I made a simple simulation of the airport lines to find out. Here are some details about it:
- I used the same flight times on the day I was there.
- The number of people on each flight had a mean of 60 and variance of 5.
- There were 6 airlines total, and people had to wait at their individual airlines for check-in before they all had to wait at the same security line together.
- The mean checking in time was 15 seconds per person (there are multiple self-check counters open) with a minimum time of 5 seconds (while they ask you for your ID, print boarding pass, etc).
- The mean security line time was 7 seconds per person, with a minimum time of 2 seconds (takes at least 2 seconds to walk through the naked machine).
- There was no transportation time - people walk from the check counter to the end of the security line at insanely fast speeds.
- Even though the security lines are open 24 hours, the check-in counters open at 4am (this is TRUE).
There are other little assumptions, too, and if you must know here's the code.
So, let's say I arrive 2 hours early, which seems totally reasonable. First I'll compare two situations:
- Everyone, including me, arrives around 2 hours in advance of their flights, give or take 5 minutes.
- People arrive between 1:55 and 3 hours before their flights. I arrive 2 hours before my flight
There are many sources of randomness in this simulation, so I ran 1000 simulations and here I show how many minutes before takeoff I arrived at my gate (checked in, got through security, walked at infinite speed to my gate).

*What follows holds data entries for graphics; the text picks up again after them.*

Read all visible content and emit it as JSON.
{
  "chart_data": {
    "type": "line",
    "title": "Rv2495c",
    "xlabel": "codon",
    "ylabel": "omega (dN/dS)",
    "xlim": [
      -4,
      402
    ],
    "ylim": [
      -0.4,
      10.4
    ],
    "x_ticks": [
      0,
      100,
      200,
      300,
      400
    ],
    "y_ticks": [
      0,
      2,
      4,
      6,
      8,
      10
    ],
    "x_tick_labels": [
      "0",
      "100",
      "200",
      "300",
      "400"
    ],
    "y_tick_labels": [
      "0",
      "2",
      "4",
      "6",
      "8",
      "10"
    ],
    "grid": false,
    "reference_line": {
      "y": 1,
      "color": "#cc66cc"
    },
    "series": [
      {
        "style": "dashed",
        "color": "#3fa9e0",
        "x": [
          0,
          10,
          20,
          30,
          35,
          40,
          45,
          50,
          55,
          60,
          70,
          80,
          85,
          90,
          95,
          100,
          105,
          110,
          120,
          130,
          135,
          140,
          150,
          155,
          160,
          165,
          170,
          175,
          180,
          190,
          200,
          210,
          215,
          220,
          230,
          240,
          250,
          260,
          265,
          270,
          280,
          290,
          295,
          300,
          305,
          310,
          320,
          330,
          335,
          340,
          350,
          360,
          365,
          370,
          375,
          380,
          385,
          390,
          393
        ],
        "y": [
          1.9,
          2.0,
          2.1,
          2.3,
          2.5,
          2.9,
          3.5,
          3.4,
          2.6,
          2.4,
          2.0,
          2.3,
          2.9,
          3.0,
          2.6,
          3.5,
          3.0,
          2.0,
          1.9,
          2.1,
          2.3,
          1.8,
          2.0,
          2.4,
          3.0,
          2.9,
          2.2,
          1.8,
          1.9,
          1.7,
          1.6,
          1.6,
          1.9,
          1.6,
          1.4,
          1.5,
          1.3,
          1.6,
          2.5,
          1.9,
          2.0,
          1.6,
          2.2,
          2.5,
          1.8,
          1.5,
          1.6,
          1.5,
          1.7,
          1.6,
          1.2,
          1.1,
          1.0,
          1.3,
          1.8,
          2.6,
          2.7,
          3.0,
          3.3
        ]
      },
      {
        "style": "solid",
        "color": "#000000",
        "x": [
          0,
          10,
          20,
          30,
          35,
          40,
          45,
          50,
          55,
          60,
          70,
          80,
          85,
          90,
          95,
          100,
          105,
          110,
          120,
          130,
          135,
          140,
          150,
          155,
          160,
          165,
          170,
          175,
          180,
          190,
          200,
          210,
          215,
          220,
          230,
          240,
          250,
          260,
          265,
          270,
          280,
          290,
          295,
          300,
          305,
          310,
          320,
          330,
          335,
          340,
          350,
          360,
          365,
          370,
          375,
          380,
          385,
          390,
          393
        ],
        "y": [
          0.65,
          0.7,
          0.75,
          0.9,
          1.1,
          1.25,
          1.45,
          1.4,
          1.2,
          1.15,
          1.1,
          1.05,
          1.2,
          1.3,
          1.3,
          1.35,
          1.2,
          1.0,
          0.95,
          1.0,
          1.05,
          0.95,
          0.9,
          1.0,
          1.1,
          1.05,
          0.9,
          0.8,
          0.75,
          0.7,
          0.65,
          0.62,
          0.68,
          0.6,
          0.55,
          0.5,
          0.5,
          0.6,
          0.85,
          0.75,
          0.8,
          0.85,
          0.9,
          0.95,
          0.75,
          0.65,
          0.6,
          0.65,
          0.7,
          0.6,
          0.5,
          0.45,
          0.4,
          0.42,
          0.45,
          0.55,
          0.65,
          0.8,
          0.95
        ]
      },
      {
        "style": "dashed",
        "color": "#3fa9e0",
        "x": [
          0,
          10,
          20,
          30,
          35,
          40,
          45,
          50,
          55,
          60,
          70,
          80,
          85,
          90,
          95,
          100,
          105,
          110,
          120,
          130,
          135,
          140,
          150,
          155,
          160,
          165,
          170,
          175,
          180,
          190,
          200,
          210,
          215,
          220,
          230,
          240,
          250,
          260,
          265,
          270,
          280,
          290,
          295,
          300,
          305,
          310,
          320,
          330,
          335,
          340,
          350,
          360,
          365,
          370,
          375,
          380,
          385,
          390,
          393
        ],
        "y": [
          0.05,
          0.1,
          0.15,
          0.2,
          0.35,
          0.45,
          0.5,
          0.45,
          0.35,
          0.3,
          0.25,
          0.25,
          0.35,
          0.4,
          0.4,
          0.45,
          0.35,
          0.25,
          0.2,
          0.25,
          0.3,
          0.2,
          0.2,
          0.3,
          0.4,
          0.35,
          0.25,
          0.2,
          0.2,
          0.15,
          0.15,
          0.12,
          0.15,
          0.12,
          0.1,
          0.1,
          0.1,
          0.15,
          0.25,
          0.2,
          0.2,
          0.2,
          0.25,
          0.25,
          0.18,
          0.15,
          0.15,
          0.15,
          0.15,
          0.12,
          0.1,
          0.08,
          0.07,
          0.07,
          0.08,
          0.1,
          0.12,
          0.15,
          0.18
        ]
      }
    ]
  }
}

According to the simulation, if people get to the airport between 2 and 3 hours before their flights, I miss my plane about half the time, even though I've arrived 2 hours beforehand. If people arrive about 2 hours before their flight instead, I am never late. Here's how the actual line wait times contribute to gate arrival times:

So what's happening here? Think about the lines - if you arrive 2 hours before your departure time, and you have to wait on lines with people who have arrived up to 3 hours before their flights (some of which take off after your flight), those lines are going to be a lot longer. So the airport is telling people to arrive earlier without actually telling their own employees to start earlier. Airline customers are unwittingly participating in a prisoner's dilemma scenario - if they arrive earlier they are virtually guaranteed a seat while simultaneously increasing the lines unnecessarily for people who are a bit later. If everyone agrees to come with the same time buffer (let's say 2 hours), the line waits are actually shorter for everyone (given the same security scanning resources). In any case, the airport has two basic options for solving this problem - they can actually run more than one scanning station in the mornings so that they can handle the increased "early" crowd that they've caused by telling people to come earlier and earlier (costs money they don't have), OR they can encourage people to come EXACTLY 2 hours beforehand, not earlier.
But more likely we'll be told to arrive 4-5 hours before our flights in a few more years.